"L'AGE D'OR is not only an attack on bourgeois life but also a doctrine that directs humanity to live as the surrealists believed they should: that is, by placing love before everything else in life, such as the church, status, and family." http://www.jr.com/JRProductPage.process?Product_Id=4005877&JRSource=googlebase.datafeed.1000492_5
This lead to an investigation about the attitudes toward love in the readings.
Rereading Manifesto with an eye geared toward love I stumbled across the following quotes..
"The mind of the man who dreams is fully satisfied by what happens to him. The agonizing question of possibility is no longer pertinent. Kill, fly faster, love to your heart's content"

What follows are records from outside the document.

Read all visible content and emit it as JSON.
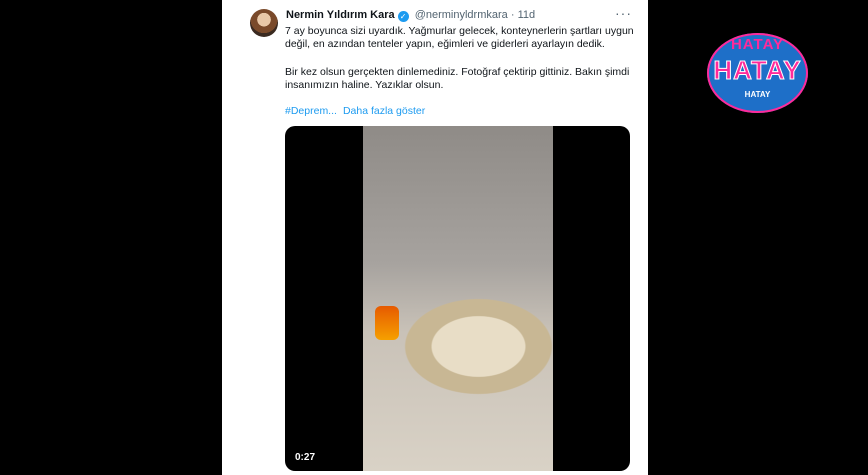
{
  "tweet": {
    "author_name": "Nermin Yıldırım Kara",
    "handle": "@nerminyldrmkara",
    "separator": "·",
    "time": "11d",
    "more": "···",
    "paragraph1": "7 ay boyunca sizi uyardık.  Yağmurlar gelecek, konteynerlerin şartları uygun değil, en azından tenteler yapın, eğimleri ve giderleri ayarlayın dedik.",
    "paragraph2": "Bir kez olsun gerçekten dinlemediniz. Fotoğraf çektirip gittiniz. Bakın şimdi insanımızın haline. Yazıklar olsun.",
    "hashtag": "#Deprem...",
    "show_more": "Daha fazla göster",
    "video_duration": "0:27"
  },
  "logo": {
    "top_text": "HATAY",
    "main_text": "HATAY",
    "sub_text": "HATAY"
  },
  "colors": {
    "link": "#1d9bf0",
    "logo_bg": "#1e6fc8",
    "logo_accent": "#ff2a9a"
  }
}
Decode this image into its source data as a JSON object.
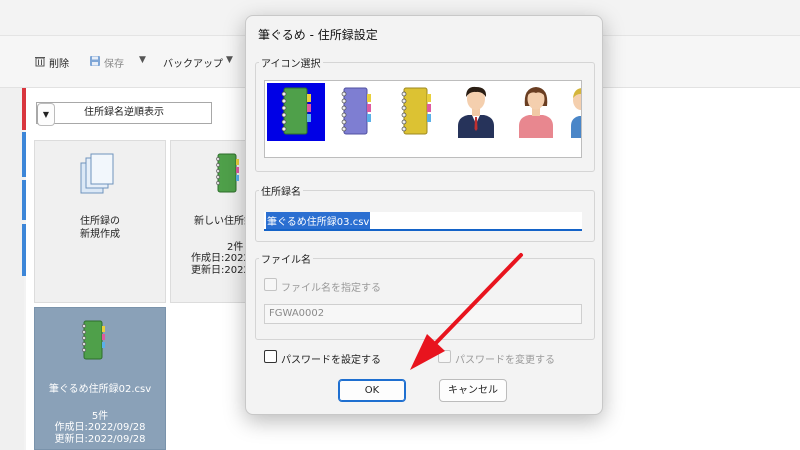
{
  "toolbar": {
    "delete_label": "削除",
    "save_label": "保存",
    "backup_label": "バックアップ"
  },
  "sort": {
    "value": "住所録名逆順表示"
  },
  "cards": [
    {
      "label": "住所録の\n新規作成"
    },
    {
      "label": "新しい住所録",
      "count": "2件",
      "created": "作成日:2022",
      "updated": "更新日:2022"
    },
    {
      "label": "筆ぐるめ住所録02.csv",
      "count": "5件",
      "created": "作成日:2022/09/28",
      "updated": "更新日:2022/09/28"
    }
  ],
  "dialog": {
    "title": "筆ぐるめ - 住所録設定",
    "icon_group_label": "アイコン選択",
    "name_group_label": "住所録名",
    "name_value": "筆ぐるめ住所録03.csv",
    "file_group_label": "ファイル名",
    "file_checkbox_label": "ファイル名を指定する",
    "file_value": "FGWA0002",
    "password_set_label": "パスワードを設定する",
    "password_change_label": "パスワードを変更する",
    "ok_label": "OK",
    "cancel_label": "キャンセル",
    "icons": [
      "green-notebook-icon",
      "purple-notebook-icon",
      "yellow-notebook-icon",
      "man-icon",
      "woman-icon",
      "person-partial-icon"
    ]
  },
  "colors": {
    "accent": "#1e6fd0",
    "selection": "#0000e6",
    "arrow": "#e8141e",
    "selected_card": "#8aa1b8"
  }
}
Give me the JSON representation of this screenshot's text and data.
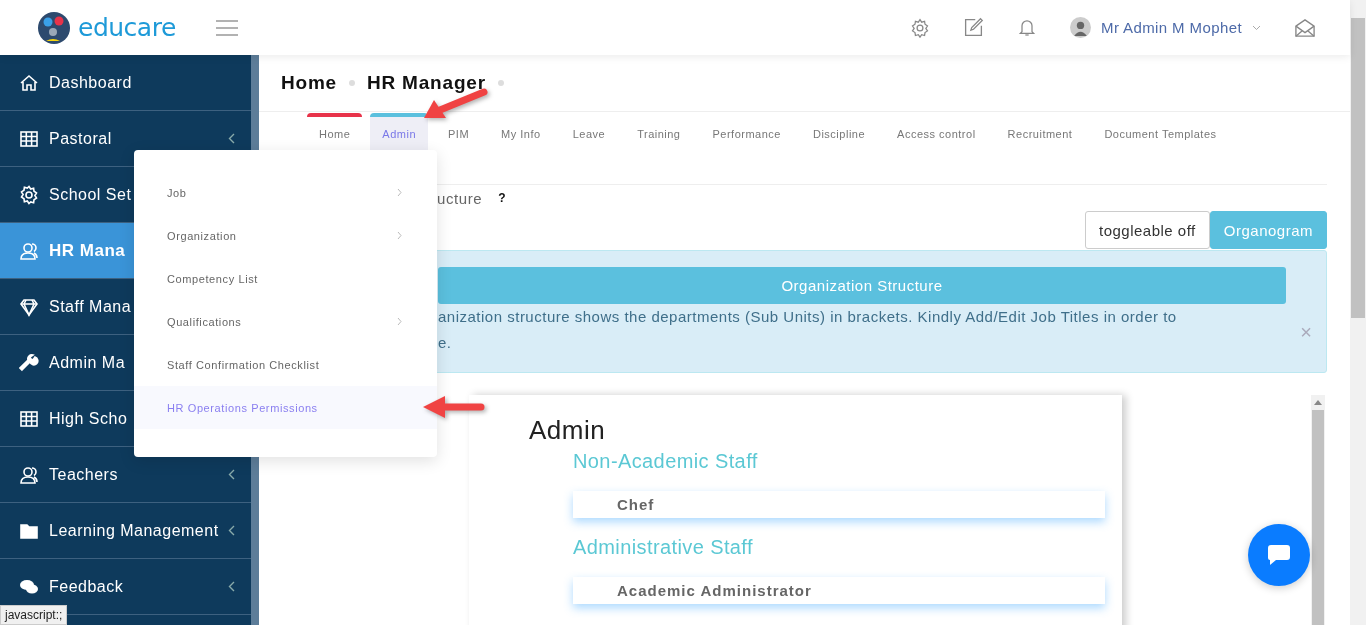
{
  "header": {
    "brand": "educare",
    "user_name": "Mr Admin M Mophet"
  },
  "sidebar": {
    "items": [
      {
        "label": "Dashboard",
        "active": false,
        "expandable": false
      },
      {
        "label": "Pastoral",
        "active": false,
        "expandable": true
      },
      {
        "label": "School Set",
        "active": false
      },
      {
        "label": "HR Mana",
        "active": true
      },
      {
        "label": "Staff Mana",
        "active": false
      },
      {
        "label": "Admin Ma",
        "active": false
      },
      {
        "label": "High Scho",
        "active": false
      },
      {
        "label": "Teachers",
        "active": false,
        "expandable": true
      },
      {
        "label": "Learning Management",
        "active": false,
        "expandable": true
      },
      {
        "label": "Feedback",
        "active": false,
        "expandable": true
      }
    ]
  },
  "breadcrumb": [
    "Home",
    "HR Manager"
  ],
  "tabs": [
    {
      "label": "Home",
      "selected": false,
      "color": "#e8334a"
    },
    {
      "label": "Admin",
      "selected": true,
      "color": "#5bc0de"
    },
    {
      "label": "PIM",
      "selected": false
    },
    {
      "label": "My Info",
      "selected": false
    },
    {
      "label": "Leave",
      "selected": false
    },
    {
      "label": "Training",
      "selected": false
    },
    {
      "label": "Performance",
      "selected": false
    },
    {
      "label": "Discipline",
      "selected": false
    },
    {
      "label": "Access control",
      "selected": false
    },
    {
      "label": "Recruitment",
      "selected": false
    },
    {
      "label": "Document Templates",
      "selected": false
    }
  ],
  "page_title": "ucture",
  "help": "?",
  "buttons": [
    {
      "label": "toggleable off",
      "kind": "outline"
    },
    {
      "label": "Organogram",
      "kind": "primary"
    }
  ],
  "alert": {
    "heading": "Organization Structure",
    "text_lines": [
      "anization structure shows the departments (Sub Units) in brackets. Kindly Add/Edit Job Titles in order to",
      "e."
    ],
    "close": "×"
  },
  "organogram": {
    "title": "Admin",
    "groups": [
      {
        "name": "Non-Academic Staff",
        "positions": [
          "Chef"
        ]
      },
      {
        "name": "Administrative Staff",
        "positions": [
          "Academic Administrator"
        ]
      }
    ]
  },
  "dropdown": {
    "items": [
      {
        "label": "Job",
        "has_submenu": true,
        "selected": false
      },
      {
        "label": "Organization",
        "has_submenu": true,
        "selected": false
      },
      {
        "label": "Competency List",
        "has_submenu": false,
        "selected": false
      },
      {
        "label": "Qualifications",
        "has_submenu": true,
        "selected": false
      },
      {
        "label": "Staff Confirmation Checklist",
        "has_submenu": false,
        "selected": false
      },
      {
        "label": "HR Operations Permissions",
        "has_submenu": false,
        "selected": true
      }
    ]
  },
  "status_url": "javascript:;"
}
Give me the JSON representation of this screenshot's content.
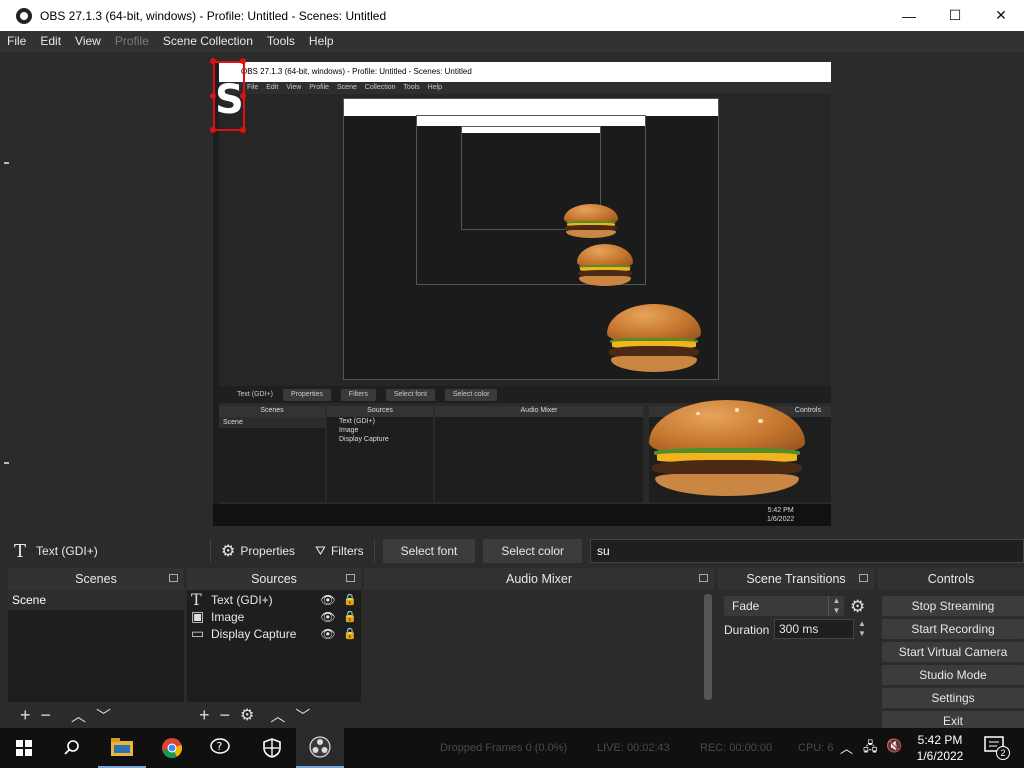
{
  "window": {
    "title": "OBS 27.1.3 (64-bit, windows) - Profile: Untitled - Scenes: Untitled",
    "minimize": "—",
    "maximize": "☐",
    "close": "✕"
  },
  "menu": [
    {
      "label": "File",
      "disabled": false
    },
    {
      "label": "Edit",
      "disabled": false
    },
    {
      "label": "View",
      "disabled": false
    },
    {
      "label": "Profile",
      "disabled": true
    },
    {
      "label": "Scene Collection",
      "disabled": false
    },
    {
      "label": "Tools",
      "disabled": false
    },
    {
      "label": "Help",
      "disabled": false
    }
  ],
  "preview": {
    "selected_text": "S",
    "nested_title": "OBS 27.1.3 (64-bit, windows) - Profile: Untitled - Scenes: Untitled",
    "nested_menu": "File Edit View Profile Scene Collection Tools Help",
    "nested_source": "Text (GDI+)",
    "nested_properties": "Properties",
    "nested_filters": "Filters",
    "nested_select_font": "Select font",
    "nested_select_color": "Select color",
    "nested_scenes": "Scenes",
    "nested_sources": "Sources",
    "nested_mixer": "Audio Mixer",
    "nested_controls": "Controls",
    "nested_scene_item": "Scene",
    "nested_sources_list": [
      "Text (GDI+)",
      "Image",
      "Display Capture"
    ],
    "nested_clock_time": "5:42 PM",
    "nested_clock_date": "1/6/2022"
  },
  "properties_bar": {
    "source_icon": "T",
    "source_name": "Text (GDI+)",
    "properties_label": "Properties",
    "filters_label": "Filters",
    "select_font_label": "Select font",
    "select_color_label": "Select color",
    "text_value": "su"
  },
  "docks": {
    "scenes": {
      "title": "Scenes",
      "items": [
        "Scene"
      ]
    },
    "sources": {
      "title": "Sources",
      "items": [
        {
          "icon": "text-icon",
          "label": "Text (GDI+)"
        },
        {
          "icon": "image-icon",
          "label": "Image"
        },
        {
          "icon": "monitor-icon",
          "label": "Display Capture"
        }
      ]
    },
    "mixer": {
      "title": "Audio Mixer"
    },
    "transitions": {
      "title": "Scene Transitions",
      "selected": "Fade",
      "duration_label": "Duration",
      "duration_value": "300 ms"
    },
    "controls": {
      "title": "Controls",
      "buttons": [
        "Stop Streaming",
        "Start Recording",
        "Start Virtual Camera",
        "Studio Mode",
        "Settings",
        "Exit"
      ]
    }
  },
  "status_bar": {
    "dropped": "Dropped Frames 0 (0.0%)",
    "live": "LIVE: 00:02:43",
    "rec": "REC: 00:00:00",
    "cpu": "CPU: 6"
  },
  "taskbar": {
    "clock_time": "5:42 PM",
    "clock_date": "1/6/2022",
    "notification_count": "2"
  }
}
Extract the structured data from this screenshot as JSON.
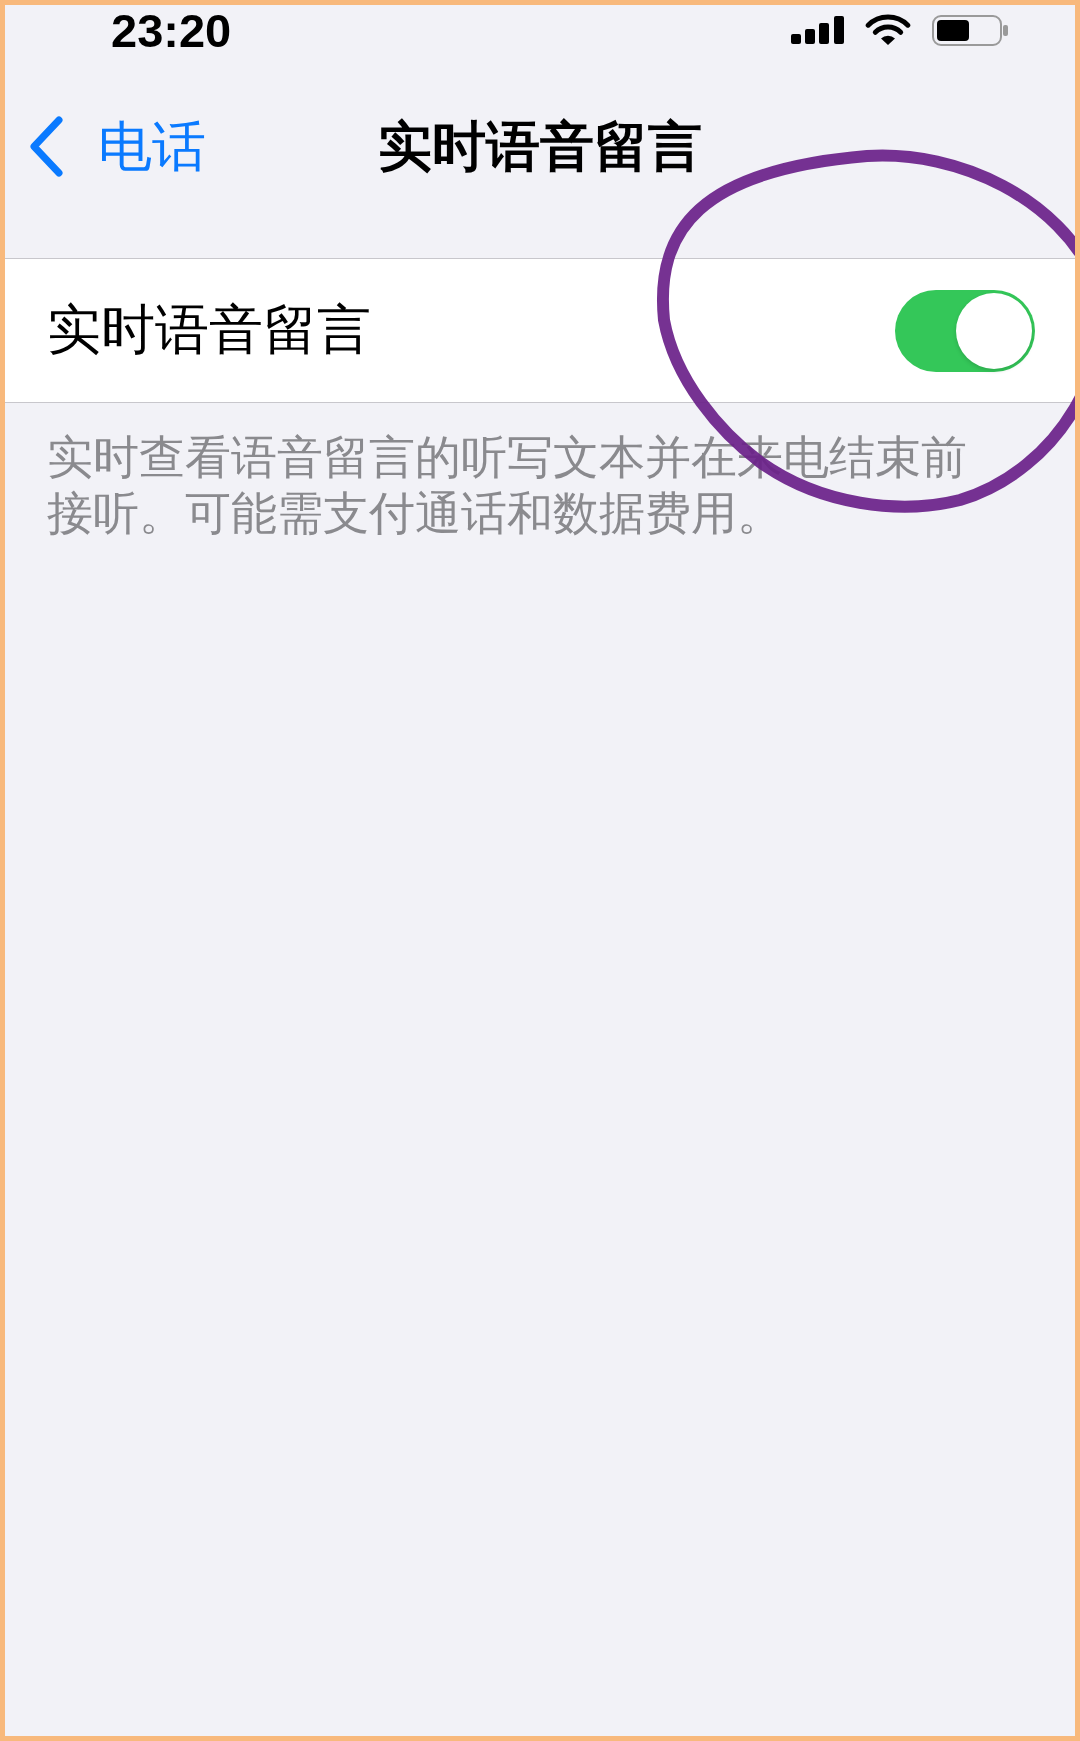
{
  "status_bar": {
    "time": "23:20"
  },
  "nav_bar": {
    "back_label": "电话",
    "title": "实时语音留言"
  },
  "settings": [
    {
      "label": "实时语音留言",
      "on": true
    }
  ],
  "footer": "实时查看语音留言的听写文本并在来电结束前接听。可能需支付通话和数据费用。"
}
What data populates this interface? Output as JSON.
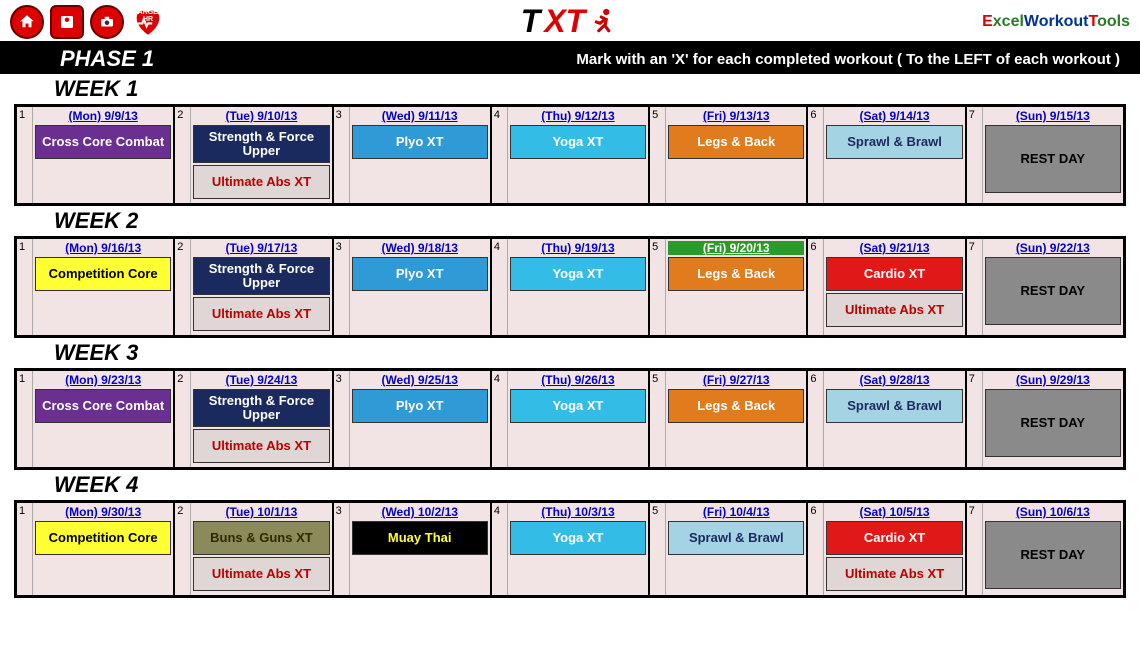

In Surrealism and its living works it states
.. "Surrealism has never been tempted to hide from itself the element of glittering fascination in man's love for woman.." pg300
And further on 301 it talks about "women is to be loved and honored as the great promise...."
Granted Im not fully immersed in all aspects of Surrealism nor love, but I couldn't find elements of this glittering fascination of love.
Andre Breton wrote Nadja in 1928, its quoted as " the best surreal romance novel."
Some quotes from Nadja
You are my master. I am only an atom respiring at the corner of your lips or expiring. I want to touch serenity with a finger wet with tears." Nadja 116
But I am judging a posteriori and I merely speculate when I say it could not be otherwise. Whatever desire or even illusion I may have had to the contrary,... Nadja 135
So this is the glittering fascination? This is the great promise?
An existence in which Nadja may or may not exist, where Paris may or may not exist, a place where Breton himself may or may not exist? Does glittering facination mean idolization?